Eric Novak is a professional puppetry artist and puppeteer who designed and built the reindeer puppet used to portray the character of “Prancer” in the Rose Theater world premiere production of Prancer. Eric has designed amazing puppets and directed the New York Spring Spectacular at Radio City Music Hall in New York City, performed in The Pee-Wee Herman Show on Broadway, and created puppets and costumes for the Omaha Symphony Christmas Celebration. Eric even consulted on the puppetry design elements for The Rose Theater Production of The Grocer’s Goblin and The Little Mermaid in 2014. He owns his own puppetry arts company, Eric Novak Puppets (check out his amazing creations at EricNovakPuppets.com!). We asked him to tell us more about his work and his Prancer puppet!
Q: Designing and working with puppets sounds like a really unique and interesting job. How did you become a puppet designer?
A: I got my degree in Set Design in 1989, and designed a lot of Off Off Broadway shows in NY in the early 1990s. I became interested in stop motion animation and puppetry, and worked at the Center for Puppetry Arts in Atlanta to learn about mold making and puppet design. A puppet is a fancy prop in some ways, but it’s more than that: it’s imbuing an inanimate object with life and personality. I think it’s this complexity that drew me to puppetry. After making puppets for 20 years, I can build anything I can dream up.
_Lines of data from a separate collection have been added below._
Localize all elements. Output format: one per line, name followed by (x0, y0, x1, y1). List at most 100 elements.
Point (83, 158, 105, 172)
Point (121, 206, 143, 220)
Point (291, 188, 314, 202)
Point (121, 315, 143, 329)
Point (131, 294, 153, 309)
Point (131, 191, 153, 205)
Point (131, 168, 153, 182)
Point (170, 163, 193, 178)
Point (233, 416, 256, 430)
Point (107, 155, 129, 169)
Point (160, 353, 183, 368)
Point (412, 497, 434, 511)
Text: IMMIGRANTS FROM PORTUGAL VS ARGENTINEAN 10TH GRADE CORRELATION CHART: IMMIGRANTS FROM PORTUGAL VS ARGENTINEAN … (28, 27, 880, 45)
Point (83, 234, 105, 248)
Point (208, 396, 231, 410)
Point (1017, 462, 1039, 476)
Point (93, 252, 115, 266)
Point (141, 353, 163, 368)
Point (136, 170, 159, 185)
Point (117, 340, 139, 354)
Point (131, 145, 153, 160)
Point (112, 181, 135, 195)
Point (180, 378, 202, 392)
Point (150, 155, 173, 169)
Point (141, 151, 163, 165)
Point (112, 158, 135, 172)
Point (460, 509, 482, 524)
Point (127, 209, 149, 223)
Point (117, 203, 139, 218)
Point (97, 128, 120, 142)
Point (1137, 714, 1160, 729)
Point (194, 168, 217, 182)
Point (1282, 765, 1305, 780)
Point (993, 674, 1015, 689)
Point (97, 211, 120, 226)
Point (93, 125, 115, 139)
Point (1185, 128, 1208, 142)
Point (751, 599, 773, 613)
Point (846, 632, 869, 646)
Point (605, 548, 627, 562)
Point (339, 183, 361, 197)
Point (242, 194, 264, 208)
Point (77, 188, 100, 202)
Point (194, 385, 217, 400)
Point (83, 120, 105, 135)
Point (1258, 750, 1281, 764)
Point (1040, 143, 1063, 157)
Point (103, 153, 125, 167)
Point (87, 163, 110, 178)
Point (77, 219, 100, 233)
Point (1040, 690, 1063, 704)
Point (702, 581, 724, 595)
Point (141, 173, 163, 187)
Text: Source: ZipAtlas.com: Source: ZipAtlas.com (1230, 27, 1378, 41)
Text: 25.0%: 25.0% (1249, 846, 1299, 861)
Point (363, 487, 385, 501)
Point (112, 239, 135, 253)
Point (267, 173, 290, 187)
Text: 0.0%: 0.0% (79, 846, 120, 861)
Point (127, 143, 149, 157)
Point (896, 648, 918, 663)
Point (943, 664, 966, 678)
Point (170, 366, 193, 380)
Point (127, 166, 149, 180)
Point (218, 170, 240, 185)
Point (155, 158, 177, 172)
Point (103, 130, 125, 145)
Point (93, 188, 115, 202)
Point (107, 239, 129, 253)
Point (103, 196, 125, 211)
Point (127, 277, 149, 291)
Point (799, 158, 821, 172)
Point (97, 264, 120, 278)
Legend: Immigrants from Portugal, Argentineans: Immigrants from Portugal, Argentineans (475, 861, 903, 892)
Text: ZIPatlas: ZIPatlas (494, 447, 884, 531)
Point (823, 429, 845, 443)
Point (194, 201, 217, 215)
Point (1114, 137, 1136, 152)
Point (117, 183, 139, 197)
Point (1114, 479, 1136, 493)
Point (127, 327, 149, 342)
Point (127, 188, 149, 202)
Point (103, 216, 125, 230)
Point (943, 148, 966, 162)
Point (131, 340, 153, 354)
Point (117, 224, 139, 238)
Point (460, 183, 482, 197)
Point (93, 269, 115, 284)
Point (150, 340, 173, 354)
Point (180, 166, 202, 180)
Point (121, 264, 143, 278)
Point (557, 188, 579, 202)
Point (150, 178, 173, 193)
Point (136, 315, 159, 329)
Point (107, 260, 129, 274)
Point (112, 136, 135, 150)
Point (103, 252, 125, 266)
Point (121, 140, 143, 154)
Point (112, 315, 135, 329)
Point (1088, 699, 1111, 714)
Q: What special skills did you have to develop to be a puppetry artist? Did you take any classes in school that help you in your puppetry work?
A: I’ve always done a lot of different things artistically, and all of them are involved in puppetry: Drawing, painting, sculpture, carpentry, welding, mechanics, dramaturgy, etc. Mold making and sewing were the two skills that I learned to become a puppet maker.
Q: How did you approach creating a large puppet for the character of Prancer? What were the big steps in your process?
A: I developed the technique of using rattan while designing and building puppets and costumes for the Omaha Symphony. The large Prancer puppet is the culmination of this work, as it is much more complicated, and has many more moving parts. Researching reindeer and how they move is a big part of it. To form the rattan, I soak it in water for two days, then tie it to a wooden form in the shape of a reindeer. After it dries, it retains the shape of the form and is very light weight. I take it off of the form, and lash it to an aluminum structure which contains the mechanisms for movement.
Q: You have your own puppetry company, Eric Novak Puppets. What other puppets have you created recently that you’re excited about? Are they different from Prancer?
A: Every puppet project is different, and that is one of the things I love about puppetry. I’ve recently made two backpack skeleton puppets that are 15 feet tall and made of milk jugs. Check out my website or Facebook page for images. I’ve also been doing sculpture work for District Vision sunglasses company, and the band Major Lazer.
Q: What is your favorite part of being a puppet designer and puppeteer? Are there parts of your job that are challenging or even frustrating?
A: Each project is different and a challenge. What I love about puppetry is the problem solving. You are using techniques that you have developed, but adapting them to new situations. What I love best is that I can build anything I can dream up, and I’m only limited by my imagination. I may not always have the answers, but through experimentation, I can figure it out.
Q: What advice do you have for any young artists out there who would like to be puppeteers?
A: Young artists interested in puppetry should collect as many different experiences as possible. People come to puppetry from many different backgrounds: dancers, actors, visual artists, or set design, like I did. Puppetry is a type of art form that you can really make your own, bring your own experience to, and make something unique.